Rupanya dia tipe orang yang minum cepat, terbukti dari gelas yang hampir setengahnya kosong itu. "Lalu hubungannya dengan permainan dadu itu apa?" kembali Fahad mengingatkan pertanyaannya, yang masih digantung oleh anak kecil di sampingnya itu.

"Ooh, itu mempertaruhkan gelar, kan? seperti yang mang Fahad lihat, jumlah kami banyak, sekitar dua puluh anak. Ya, kan?" anak itu menoleh pada Hayadi, menunggu bapak tua itu mengangguk. Kemudian dia kembali bertutur, "Ayah mendirikan panti ini secara mandiri, tidak banyak sponsor yang bisa digaet oleh ayah sehingga dana yang ada terbatas, maka.. dua kakak disana itu memperebutkan jatah biaya studi mereka. Disini sudah tradisi, kalau ada dua anak yang memiliki keinginan yang sama, namun modal yang mereka miliki sangat minim, mereka akan memulai tahuran." Kata anak itu.

"Maksudnya.. yang menang akan mendapat biaya, sedangkan yang kalah tidak?" kembali bertanya, Fahad mulai diliputi rasa ngeri. Semua ini terlihat tidak sehat, dan sangat diluar moral.

"Iya dan tidak" kata anak itu, dia menoleh ke arah Fahad sembari menyuguhkan wajah bosannya, "Yang kalah akan menunggu, paling lambat 2 tahun, untuk menunggu sponsor yang akan membantunya" .

Fahad menelan ludah, benar-benar... sekilas anak-anak di depannya nampak bak malaikat, namun Fahad bisa merasakan desisan pelan, seolah dirinya sedang berada didalam kandang ular. "Bukankah ada cara yang lebih sehat, dek? misal melihat dari nilai..."

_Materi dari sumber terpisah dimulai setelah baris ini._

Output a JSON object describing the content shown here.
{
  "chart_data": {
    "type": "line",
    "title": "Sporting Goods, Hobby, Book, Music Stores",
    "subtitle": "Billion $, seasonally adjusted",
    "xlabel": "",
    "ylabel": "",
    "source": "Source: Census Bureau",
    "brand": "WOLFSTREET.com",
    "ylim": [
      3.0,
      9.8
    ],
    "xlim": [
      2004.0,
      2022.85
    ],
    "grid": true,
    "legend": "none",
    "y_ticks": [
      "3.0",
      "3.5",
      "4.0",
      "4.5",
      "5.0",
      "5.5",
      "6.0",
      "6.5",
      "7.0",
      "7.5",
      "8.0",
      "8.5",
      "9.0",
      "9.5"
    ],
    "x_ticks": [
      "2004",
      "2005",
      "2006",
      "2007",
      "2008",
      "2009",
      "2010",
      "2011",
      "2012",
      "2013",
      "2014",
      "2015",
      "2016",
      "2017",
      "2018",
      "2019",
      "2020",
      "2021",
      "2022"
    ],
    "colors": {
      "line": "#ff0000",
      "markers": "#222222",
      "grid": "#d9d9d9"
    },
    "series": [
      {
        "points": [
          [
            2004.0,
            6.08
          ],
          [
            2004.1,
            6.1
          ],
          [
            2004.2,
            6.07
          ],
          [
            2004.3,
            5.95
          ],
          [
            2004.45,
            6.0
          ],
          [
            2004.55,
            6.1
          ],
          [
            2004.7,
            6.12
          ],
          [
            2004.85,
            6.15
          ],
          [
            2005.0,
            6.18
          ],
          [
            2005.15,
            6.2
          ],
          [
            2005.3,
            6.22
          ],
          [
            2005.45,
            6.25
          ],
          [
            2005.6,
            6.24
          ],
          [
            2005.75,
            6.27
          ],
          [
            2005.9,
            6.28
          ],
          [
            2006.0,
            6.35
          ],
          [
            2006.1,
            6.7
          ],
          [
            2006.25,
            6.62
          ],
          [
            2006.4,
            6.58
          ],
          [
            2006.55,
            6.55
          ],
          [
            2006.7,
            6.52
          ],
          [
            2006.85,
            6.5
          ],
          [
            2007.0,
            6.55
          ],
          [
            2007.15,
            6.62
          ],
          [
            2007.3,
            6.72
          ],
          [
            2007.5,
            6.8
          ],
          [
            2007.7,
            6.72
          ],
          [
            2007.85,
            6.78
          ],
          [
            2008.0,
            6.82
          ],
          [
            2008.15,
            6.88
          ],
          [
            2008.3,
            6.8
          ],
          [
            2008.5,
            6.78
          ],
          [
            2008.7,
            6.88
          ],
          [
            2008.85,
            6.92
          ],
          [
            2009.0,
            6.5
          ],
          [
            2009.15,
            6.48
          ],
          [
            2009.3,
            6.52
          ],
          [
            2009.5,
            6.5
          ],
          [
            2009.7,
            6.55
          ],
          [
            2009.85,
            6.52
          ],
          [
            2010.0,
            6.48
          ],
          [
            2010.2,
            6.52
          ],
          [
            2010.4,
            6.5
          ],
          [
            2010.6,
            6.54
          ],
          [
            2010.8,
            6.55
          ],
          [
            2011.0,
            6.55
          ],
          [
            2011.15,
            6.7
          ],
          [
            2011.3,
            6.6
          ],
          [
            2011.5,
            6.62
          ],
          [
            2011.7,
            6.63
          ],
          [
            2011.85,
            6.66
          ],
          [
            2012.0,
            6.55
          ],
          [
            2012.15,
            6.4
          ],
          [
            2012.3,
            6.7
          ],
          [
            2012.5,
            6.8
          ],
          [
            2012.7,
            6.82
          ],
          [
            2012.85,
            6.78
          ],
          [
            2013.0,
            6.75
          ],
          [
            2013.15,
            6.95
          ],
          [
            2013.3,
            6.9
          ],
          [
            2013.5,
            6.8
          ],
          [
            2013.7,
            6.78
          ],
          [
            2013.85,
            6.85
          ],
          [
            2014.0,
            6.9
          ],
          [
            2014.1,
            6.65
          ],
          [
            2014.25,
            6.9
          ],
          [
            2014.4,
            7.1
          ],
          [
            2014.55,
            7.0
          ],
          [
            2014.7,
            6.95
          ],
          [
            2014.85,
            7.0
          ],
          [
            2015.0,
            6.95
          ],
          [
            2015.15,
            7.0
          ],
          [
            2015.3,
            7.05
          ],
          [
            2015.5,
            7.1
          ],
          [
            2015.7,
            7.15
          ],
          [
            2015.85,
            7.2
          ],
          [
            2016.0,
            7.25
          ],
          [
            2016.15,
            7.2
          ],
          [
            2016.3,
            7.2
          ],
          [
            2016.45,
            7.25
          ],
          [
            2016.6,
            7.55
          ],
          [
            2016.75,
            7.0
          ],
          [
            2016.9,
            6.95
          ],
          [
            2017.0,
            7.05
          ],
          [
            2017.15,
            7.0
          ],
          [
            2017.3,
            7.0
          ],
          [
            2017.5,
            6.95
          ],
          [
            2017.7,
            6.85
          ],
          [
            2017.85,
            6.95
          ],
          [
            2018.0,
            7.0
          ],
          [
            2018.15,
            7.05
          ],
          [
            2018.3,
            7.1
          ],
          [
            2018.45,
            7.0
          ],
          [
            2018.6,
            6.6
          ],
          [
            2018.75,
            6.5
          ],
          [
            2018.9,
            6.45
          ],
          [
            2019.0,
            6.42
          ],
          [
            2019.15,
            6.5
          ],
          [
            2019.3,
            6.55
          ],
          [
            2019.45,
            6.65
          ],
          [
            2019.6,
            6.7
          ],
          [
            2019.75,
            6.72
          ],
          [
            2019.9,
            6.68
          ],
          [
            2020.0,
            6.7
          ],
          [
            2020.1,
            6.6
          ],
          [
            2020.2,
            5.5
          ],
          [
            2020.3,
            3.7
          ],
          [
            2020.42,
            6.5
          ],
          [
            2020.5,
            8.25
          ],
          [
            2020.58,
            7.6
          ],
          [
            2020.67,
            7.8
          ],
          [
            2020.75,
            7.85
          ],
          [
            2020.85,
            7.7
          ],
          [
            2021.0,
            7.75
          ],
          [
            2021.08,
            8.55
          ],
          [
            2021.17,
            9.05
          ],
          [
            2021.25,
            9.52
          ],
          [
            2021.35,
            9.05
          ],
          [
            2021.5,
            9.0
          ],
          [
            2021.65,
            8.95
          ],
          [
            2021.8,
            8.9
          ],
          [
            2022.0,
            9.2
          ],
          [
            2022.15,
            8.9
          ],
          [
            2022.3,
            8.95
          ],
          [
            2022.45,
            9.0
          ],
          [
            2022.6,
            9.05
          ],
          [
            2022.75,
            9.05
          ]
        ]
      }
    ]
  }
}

"Maksud mang, nilai siapa yang paling tinggi?" anak kecil itu balik bertanya, kemudian dia melepas tawa kencang. Bukan tawa manis yang menyisakan lembutnya kanak-kanak.

Tawa itu getir dan dalam, membuat Fahad termenung seolah tenggelam didalamnya. "Sistem penentuan seperti itu riskan sebenarnya mang, bayangkan... nilaimu sebagai seorang manusia dihitung dari tolak ukur nilai yang disediakan sebuah institut atau lembaga..yah, aku ngomong gini juga, bukan berarti membenarkan tindakan kami ya..." celoteh anak itu. Dia menatap ke langit malam yang semakin kental sambil menghela nafas berat. Anak itu kembali menyeruput tehnya sampai habis, "Mencontek bisa mendongkrak nilai, menyuap juga bukan hal mustahil, dan lagi nilai bisa dikurangi jika melihat sikap, kalau hitungannya diambil dari saran mang yang tadi. Kalau permainan yang ini, murni kecerdasan dan sisanya adalah insting. Tradisi jelek begini pun diwariskan oleh angkatan paling tua..." jelas anak itu. Dia menguap beberapa kali kemudian pamit untuk tidur duluan. Fahad menggeleng-geleng, aneh.